The reason the experience is so fun is the top-notch quality of both the writing and the voice acting. Anyone who shares my affinity for the medium will attest to how accurately the five stations here capture every facet of modern popular radio: the sterile news station, the goofily upbeat Top 40, the social urgency of college radio, and the casual shockery of talk radio. The writing is nearly perfect throughout, both in serious and funny moments, and the voices could not be better cast for their parts. The characters even have actual arcs. The Fresh FM jocks show a palpably growing anxiety as the political realities start to grow more apparent and it becomes harder to just give their audience a bit of breezy fun. My favorite performance is that of Ennis, the Talk Radio troublemaker doing a fantastic Piers Morgan impression who utilizes his dislike of all people—including both the government and his own audience—to great humorous effect. There’s also a nice bit of original music injected into the music-format stations, which isn’t essential to the game but is high-quality and written with the same lyrical attention as the rest of the script.

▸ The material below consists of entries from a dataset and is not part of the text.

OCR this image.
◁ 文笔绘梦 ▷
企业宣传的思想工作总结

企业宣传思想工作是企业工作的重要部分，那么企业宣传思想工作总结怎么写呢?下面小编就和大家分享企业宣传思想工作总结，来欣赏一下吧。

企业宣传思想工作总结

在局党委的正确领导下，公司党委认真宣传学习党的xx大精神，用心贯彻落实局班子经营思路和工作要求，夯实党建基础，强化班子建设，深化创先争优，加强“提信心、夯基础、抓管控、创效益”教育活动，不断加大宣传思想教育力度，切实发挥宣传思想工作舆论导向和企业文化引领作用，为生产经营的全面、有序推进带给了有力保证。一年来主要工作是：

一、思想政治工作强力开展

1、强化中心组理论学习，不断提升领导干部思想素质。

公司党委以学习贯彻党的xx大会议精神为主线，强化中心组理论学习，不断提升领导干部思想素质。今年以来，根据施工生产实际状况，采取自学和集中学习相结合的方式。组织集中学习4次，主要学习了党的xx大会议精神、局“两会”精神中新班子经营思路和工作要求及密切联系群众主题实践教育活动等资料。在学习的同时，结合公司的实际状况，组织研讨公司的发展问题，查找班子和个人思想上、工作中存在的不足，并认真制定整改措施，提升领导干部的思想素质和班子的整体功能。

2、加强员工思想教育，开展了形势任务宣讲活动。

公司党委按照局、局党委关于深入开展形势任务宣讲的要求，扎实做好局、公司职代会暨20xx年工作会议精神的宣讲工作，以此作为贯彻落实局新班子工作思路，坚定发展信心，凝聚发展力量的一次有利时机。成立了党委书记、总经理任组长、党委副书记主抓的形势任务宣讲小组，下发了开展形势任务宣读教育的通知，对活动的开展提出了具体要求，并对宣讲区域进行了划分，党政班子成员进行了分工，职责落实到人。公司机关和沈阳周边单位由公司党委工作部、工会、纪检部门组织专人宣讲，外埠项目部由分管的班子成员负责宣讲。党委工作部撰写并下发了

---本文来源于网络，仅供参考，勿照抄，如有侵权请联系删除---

Getting through the game’s seven chapters, depending on how perceptive you are, will likely take only 60 to 90 minutes. However, there is at least an element of replayability; you almost certainly won’t hear lengthy portions of each station’s material the first time through, and the writing and performances are strong enough that going back for the rest is enjoyable. Although each chapter includes only one specific path to correctly move on, there are more than ten “side quest” achievements, such as Failed Musician (in which you embarrass one of the hosts with a reminder of his past), that are reasonably amusing the second time through and a worthy distraction from the absurdity of the main story, which ends somewhat suddenly without any real meaningful impact.
As an overall concept, Alt-Frequencies is a fantastically good time while it lasts. The idea of splicing voices out of a variety of radio channels and utilizing those clips to influence other stations is all that a radio nerd like me could have ever dreamed of. It’s simple to understand, well-implemented and easy to navigate whether you play on a mobile device or PC—and it’s simply begging for a more nuanced and better fleshed-out story to surround that mechanic than the one provided here.